Et je cavale vers le fond de l’agence. Fectivement, je découvre une zone accessoire qui sert d’entrepôt pour stocker des prospectus, des brochures, du matériel de burlingue. S’y trouvent une kitchenette, un lavabo, des gogues. Plus une porte infermée donnant sur un couloir. J’emprunte celui-ci. Il s’achève devant un escadrin de ciment qui s’enfonce dans le sol. Je le dévale. Nouvelle porte, en fer celle-là, mais entrouverte.
J’entre. Une musique orientale m’explose dans les manches à air. Nasillarde, tambourinesque. Pas besoin de m’organiser une conférence avec projection de diapos pour me faire entraver : je suis dans les coulisses d’une boîte de nuit.
J’avance à pas de loup entre des tentures noires, guidé par une lumière qui va s’intensifiant. Ça pue le parfum de souks, la sœur femelle, la poussière surchauffée. Je me déplace, le dos collé au mur, en évitant de trop agiter les rideaux qui se succèdent, molles et pesantes barrières. Le spectacle bat, tu sais quoi ? Oui, gagné : son plein ! Sur scène, des nanas font la danse du ventre. J’en ai brièvement aperçu une par une fluctuante échancrure des tentures. Positivement nues. Cachepomponnette en duvet, ceinture de perles tintinnabulantes. A l’arrière, c’est-à-dire très proche de moi, un orchestre de quatre ou cinq mecs qui vacarment comme tout le Philharmonique von Berliner en plein Wagner. Sauf que c’est de la musique figues et dattes qu’ils jouent.

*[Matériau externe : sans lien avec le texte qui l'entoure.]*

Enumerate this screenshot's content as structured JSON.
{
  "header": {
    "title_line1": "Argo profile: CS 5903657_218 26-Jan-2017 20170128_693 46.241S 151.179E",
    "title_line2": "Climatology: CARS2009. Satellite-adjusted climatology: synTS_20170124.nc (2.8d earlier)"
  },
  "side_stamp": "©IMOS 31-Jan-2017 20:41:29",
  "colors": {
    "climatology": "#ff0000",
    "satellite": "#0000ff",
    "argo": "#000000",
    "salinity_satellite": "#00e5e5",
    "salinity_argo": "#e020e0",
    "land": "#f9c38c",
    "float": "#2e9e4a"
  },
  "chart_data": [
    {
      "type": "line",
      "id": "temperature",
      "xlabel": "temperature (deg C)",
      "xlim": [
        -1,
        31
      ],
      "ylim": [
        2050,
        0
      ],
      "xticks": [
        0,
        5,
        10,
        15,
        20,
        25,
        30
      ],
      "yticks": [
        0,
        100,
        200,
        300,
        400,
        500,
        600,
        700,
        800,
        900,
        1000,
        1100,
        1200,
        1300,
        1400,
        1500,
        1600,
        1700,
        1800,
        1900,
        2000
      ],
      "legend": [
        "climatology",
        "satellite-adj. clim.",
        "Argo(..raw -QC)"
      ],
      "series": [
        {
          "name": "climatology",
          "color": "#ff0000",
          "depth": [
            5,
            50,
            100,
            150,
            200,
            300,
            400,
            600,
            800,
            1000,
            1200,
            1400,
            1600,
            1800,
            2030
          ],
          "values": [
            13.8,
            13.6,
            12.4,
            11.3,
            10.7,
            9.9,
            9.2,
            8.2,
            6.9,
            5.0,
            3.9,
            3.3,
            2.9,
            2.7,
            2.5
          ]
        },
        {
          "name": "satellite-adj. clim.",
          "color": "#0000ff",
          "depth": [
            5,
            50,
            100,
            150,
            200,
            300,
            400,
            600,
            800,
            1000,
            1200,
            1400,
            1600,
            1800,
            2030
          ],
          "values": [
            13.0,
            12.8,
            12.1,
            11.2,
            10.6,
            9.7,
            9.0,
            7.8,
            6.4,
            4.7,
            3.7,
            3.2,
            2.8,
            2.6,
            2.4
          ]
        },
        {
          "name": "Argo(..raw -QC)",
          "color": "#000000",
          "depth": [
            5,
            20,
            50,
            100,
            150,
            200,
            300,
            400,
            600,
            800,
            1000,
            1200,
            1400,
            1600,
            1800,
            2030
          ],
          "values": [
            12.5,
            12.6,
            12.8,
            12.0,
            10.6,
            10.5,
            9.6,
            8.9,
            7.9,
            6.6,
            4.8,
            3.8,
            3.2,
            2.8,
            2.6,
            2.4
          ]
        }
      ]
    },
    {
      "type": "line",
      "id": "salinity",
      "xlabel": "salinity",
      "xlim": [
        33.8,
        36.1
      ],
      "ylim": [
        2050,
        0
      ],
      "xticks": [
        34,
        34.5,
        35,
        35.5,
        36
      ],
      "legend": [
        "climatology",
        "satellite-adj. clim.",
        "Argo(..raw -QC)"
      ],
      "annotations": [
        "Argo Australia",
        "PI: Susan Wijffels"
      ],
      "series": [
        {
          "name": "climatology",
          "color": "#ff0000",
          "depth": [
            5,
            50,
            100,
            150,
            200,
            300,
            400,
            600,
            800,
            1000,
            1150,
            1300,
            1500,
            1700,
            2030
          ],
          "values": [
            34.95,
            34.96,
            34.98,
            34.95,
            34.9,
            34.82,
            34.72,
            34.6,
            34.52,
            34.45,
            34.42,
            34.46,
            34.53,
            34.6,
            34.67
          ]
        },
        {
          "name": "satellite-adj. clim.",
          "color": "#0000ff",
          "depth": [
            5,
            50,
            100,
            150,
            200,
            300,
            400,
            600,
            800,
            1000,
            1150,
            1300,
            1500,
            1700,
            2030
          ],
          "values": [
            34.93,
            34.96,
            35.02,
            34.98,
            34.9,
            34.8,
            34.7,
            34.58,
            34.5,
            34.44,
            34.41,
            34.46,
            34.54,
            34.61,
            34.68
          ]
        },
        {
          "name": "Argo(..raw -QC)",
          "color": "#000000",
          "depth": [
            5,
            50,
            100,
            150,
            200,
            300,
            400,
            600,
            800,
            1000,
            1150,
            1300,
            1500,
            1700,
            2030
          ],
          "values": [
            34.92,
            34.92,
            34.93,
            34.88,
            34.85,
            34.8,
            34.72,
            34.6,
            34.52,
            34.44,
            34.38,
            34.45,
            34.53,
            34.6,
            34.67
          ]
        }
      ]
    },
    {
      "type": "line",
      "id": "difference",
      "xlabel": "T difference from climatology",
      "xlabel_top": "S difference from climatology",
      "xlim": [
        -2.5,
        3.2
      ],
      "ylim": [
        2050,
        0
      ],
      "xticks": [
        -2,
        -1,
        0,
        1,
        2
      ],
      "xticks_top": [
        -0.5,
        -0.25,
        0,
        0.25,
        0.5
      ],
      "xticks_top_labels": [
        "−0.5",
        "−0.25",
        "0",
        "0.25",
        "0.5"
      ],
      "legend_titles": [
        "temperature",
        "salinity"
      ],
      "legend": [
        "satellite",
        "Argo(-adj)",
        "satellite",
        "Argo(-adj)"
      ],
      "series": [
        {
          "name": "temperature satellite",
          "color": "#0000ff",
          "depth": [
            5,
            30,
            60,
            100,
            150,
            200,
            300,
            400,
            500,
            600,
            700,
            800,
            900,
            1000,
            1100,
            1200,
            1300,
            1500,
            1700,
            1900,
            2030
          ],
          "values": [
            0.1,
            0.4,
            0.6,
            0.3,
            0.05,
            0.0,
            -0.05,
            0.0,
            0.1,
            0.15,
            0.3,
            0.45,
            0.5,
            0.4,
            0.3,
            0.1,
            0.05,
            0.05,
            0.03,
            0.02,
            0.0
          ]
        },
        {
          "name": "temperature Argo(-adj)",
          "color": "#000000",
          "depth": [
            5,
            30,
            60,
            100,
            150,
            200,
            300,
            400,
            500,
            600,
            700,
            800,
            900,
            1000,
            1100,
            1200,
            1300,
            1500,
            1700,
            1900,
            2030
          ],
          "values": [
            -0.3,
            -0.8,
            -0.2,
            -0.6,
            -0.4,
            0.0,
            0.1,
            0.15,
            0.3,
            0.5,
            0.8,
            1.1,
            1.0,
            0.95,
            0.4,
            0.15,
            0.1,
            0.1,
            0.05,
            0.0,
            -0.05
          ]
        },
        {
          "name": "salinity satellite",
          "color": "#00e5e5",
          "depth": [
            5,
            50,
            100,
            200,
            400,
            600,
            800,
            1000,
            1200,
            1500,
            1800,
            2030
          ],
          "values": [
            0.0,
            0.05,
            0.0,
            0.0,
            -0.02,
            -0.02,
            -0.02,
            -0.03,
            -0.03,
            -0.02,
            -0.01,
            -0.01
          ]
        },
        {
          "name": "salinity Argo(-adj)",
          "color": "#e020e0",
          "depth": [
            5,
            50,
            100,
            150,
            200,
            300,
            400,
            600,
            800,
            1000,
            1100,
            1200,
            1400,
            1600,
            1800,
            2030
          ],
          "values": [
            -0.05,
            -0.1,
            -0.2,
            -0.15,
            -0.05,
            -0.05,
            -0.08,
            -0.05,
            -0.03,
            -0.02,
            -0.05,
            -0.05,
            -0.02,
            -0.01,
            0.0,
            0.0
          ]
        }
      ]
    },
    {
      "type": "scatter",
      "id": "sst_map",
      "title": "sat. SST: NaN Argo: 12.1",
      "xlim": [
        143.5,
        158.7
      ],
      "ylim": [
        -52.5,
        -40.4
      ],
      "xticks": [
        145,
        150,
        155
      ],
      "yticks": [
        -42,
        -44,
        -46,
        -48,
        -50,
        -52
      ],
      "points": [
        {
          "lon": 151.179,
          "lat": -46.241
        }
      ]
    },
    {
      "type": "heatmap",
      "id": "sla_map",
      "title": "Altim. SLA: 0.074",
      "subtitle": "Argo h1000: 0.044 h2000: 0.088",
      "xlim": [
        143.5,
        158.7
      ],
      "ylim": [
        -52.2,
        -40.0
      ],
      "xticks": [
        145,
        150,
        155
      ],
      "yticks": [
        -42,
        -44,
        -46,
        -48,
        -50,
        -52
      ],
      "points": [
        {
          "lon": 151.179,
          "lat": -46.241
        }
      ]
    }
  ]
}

Alors je m’immobilise, alerté par une évidence : le mec aux lunettes, le Jaunassou, est tout près de moi. La scène sur laquelle donne la porte de fer est en plein fonctionnement puisque le spectacle sévit. Il n’a pu en descendre alors que les danseuses sont en train d’écrire huit mille huit cent quatre-vingt-huit avec leur nombril. D’autre part, les coulisses du cabaret sont situées de l’autre côté. Je suis côté cour et elles se trouvent côté jardin. Pas de problème : le fuyard est à deux ou trois frises de moi.
Je me fais minuscule, silencieux comme une mouche en train de pratiquer la brasse coulée dans un bol de lait. J’écarte doucement le pan de velours noir placé verticalement devant moi. Grâce à la vive lueur des projos, je distingue la silhouette massive du gars plaqué contre le mur. Le faisceau intense prolonge son ombre sur la paroi grise.